Newmark: Industrial Sector Shows Solid Outlook, but Headwinds Persist

(Warehouse stock photo courtesy Tristan via Pexels.com)

Newmark, New York, found the industrial market had some challenges in the first quarter, but the sector remains on a long-term growth trajectory.

In its National Industrial Market Conditions & Trends report for Q1, Newmark highlighted the tighter lending environment and higher-priced debt’s impact on the industrial market.

While retail spending remains resilient, a constricted credit environment affected by failures of a few high-profile banks may dampen consumption, Newmark noted. The share of banks tightening standards for construction loans rose to nearly 70% in the first quarter.

Global supply chain transformation spells good news for the sector, along with advanced manufacturing that is continuing to expand domestically. Newmark noted, for example, recent federal legislative investment in categories such as chip manufacturing and electric vehicle production.
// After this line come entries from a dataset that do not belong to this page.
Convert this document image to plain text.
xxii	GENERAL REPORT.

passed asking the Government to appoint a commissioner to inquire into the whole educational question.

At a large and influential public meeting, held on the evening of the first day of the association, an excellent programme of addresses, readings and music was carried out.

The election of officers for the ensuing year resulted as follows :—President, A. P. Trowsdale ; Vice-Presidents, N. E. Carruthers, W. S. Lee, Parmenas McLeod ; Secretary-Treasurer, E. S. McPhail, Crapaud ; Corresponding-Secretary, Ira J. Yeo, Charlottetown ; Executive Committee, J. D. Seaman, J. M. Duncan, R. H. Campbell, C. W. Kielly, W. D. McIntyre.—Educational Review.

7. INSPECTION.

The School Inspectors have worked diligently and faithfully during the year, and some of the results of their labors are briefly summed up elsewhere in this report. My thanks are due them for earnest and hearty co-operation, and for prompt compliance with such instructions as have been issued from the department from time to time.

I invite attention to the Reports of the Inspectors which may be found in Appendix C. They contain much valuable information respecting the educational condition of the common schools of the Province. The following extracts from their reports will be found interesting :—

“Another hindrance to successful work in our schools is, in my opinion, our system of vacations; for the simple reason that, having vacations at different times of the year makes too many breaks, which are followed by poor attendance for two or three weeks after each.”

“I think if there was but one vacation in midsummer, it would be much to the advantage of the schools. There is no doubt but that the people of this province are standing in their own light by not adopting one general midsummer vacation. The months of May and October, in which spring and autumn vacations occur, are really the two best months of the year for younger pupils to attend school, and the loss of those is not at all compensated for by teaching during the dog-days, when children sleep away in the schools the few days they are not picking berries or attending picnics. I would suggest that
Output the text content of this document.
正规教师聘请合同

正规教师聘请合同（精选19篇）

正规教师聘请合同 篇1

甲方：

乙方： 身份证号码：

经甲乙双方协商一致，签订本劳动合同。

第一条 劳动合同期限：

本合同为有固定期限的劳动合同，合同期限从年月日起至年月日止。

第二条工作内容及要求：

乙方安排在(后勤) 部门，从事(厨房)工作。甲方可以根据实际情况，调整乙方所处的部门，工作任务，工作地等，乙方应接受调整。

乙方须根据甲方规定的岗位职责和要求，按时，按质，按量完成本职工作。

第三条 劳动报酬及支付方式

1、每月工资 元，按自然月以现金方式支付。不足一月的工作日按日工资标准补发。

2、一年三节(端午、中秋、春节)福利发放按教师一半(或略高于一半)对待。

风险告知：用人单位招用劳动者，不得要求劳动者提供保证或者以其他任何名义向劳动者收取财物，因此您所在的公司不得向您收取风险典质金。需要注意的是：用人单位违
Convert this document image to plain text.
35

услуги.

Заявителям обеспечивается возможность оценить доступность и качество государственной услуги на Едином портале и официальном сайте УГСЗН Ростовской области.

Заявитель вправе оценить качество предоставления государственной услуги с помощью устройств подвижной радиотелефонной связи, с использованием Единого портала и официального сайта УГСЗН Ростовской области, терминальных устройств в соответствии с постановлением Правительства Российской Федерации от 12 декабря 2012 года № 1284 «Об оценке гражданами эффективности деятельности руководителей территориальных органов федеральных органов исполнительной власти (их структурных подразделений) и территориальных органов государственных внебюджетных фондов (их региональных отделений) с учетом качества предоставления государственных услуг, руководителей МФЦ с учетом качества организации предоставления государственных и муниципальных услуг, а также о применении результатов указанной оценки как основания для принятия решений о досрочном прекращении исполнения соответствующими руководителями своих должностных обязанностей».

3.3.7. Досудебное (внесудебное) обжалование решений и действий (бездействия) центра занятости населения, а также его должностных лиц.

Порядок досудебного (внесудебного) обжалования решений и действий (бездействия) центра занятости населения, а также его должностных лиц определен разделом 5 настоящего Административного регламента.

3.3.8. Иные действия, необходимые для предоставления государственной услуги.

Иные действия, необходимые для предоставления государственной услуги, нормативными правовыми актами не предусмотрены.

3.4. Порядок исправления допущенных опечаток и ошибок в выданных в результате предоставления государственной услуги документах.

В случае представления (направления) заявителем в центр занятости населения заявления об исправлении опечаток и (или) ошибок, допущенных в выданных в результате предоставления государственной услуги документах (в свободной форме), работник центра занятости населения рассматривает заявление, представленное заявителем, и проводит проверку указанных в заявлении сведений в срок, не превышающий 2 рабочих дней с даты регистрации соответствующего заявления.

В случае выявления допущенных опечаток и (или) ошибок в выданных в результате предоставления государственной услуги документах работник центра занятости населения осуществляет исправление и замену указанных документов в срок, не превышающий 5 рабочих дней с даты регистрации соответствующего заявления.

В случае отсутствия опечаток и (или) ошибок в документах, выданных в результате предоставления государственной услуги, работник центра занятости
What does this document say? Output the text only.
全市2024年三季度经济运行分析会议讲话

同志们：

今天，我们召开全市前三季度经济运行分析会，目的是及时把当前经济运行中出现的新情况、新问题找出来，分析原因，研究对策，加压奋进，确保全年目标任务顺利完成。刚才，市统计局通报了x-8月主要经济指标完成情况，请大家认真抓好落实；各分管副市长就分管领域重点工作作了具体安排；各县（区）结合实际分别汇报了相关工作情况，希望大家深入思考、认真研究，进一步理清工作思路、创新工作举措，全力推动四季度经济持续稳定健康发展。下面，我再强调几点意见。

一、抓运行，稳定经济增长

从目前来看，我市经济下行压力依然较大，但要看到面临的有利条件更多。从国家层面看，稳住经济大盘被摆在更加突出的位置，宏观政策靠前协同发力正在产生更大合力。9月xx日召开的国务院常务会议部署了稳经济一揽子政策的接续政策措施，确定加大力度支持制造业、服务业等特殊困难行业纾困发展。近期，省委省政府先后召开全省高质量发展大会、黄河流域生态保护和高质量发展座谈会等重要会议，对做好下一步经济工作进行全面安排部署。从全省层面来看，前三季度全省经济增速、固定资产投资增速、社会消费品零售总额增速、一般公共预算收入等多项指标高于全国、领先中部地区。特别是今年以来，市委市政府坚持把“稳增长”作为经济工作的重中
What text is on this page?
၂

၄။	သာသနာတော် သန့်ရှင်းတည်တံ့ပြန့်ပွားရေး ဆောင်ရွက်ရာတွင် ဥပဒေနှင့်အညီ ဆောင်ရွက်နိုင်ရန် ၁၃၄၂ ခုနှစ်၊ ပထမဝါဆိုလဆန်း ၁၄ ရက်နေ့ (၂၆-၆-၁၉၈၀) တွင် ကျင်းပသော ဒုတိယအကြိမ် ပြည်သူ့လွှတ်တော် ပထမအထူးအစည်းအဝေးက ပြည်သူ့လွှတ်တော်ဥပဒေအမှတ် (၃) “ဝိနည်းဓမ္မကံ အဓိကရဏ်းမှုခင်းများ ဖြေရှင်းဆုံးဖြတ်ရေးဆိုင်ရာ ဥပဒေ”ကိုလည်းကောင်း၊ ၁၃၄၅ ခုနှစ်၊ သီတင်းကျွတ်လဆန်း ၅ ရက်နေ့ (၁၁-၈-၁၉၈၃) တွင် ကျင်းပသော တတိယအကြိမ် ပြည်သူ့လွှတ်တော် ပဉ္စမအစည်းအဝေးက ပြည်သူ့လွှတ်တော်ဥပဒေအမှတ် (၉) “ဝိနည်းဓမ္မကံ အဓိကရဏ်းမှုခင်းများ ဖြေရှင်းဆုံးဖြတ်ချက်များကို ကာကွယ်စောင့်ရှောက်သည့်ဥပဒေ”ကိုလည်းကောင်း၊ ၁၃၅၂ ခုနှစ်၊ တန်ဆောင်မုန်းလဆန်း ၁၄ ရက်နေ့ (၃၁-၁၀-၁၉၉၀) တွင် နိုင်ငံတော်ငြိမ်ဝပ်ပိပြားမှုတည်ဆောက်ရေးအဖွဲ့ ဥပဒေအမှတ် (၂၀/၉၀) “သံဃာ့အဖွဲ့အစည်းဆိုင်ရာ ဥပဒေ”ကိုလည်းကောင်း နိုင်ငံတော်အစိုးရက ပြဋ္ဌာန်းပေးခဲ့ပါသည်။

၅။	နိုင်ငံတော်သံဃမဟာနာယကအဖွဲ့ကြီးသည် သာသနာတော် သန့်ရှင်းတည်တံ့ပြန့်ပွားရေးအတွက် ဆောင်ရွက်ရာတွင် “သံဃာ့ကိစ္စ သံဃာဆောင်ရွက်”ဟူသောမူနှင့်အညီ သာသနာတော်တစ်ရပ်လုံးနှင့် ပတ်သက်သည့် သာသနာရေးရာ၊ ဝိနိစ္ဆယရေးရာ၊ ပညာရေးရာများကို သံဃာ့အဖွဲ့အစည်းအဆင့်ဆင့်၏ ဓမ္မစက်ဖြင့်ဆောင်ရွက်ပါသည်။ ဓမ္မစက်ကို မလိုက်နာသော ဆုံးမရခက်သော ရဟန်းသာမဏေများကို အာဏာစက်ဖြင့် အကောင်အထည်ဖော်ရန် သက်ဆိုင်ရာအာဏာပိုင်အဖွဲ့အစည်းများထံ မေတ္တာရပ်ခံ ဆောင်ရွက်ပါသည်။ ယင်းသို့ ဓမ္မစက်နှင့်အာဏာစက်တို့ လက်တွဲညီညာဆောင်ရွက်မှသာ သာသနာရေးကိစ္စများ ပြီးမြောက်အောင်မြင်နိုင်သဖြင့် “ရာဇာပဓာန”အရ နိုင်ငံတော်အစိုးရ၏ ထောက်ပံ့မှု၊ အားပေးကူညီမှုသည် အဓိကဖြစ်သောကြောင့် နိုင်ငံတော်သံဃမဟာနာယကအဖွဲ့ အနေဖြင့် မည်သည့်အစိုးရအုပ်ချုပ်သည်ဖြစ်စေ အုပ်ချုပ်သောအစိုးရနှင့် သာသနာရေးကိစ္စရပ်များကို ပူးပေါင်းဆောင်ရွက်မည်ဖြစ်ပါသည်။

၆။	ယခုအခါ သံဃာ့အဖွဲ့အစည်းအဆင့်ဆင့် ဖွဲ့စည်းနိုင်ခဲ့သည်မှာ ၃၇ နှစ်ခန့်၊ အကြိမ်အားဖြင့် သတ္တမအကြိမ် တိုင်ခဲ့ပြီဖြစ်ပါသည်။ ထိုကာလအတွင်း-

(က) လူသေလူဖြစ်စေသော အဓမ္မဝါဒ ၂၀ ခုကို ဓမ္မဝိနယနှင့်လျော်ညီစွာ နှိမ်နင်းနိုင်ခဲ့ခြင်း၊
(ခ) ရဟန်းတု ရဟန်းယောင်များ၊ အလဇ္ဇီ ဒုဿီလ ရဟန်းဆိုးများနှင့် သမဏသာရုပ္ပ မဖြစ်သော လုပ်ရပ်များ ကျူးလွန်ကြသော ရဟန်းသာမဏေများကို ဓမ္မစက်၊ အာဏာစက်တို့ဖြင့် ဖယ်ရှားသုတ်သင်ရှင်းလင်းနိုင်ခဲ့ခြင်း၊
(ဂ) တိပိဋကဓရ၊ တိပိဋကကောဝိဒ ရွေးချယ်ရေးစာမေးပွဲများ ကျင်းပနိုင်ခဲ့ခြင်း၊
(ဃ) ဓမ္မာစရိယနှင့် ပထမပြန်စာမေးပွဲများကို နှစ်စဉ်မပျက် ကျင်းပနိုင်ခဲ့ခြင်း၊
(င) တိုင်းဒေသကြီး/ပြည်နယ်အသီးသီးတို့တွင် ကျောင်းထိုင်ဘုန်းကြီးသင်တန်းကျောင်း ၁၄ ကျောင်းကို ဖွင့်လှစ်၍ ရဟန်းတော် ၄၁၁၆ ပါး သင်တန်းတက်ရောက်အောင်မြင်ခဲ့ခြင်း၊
The report acknowledged demand is decelerating somewhat–absorption in the quarter totaled 64.3 million square feet, a first-quarter record compared with pre-pandemic history, but a 40.4% decline from Q4 2022. Newmark pegged that as a larger-than-usual decrease. Additionally, the construction pipeline trended downward for the second consecutive quarter.

However, annual rent growth posted its highest gain at 21.1%. Newmark forecast scenarios show decelerating but still strong rent growth through the end of the year.

Newmark also found capital markets continue to cool. Sales volume in the first quarter dropped nearly 55% year-over-year but was right in line with pre-pandemic history. Industrial cap rates were up 70 basis points from the prior quarter and seem likely to be further affected by the cost of debt through 2023.

“Record industrial loan maturities (heavily concentrated in bank and securitized borrowings) are coming due between 2023 and 2024,” the report said. “However, among all property types, the industrial sector has the lowest share of at-risk securitized debt maturing over this time frame.”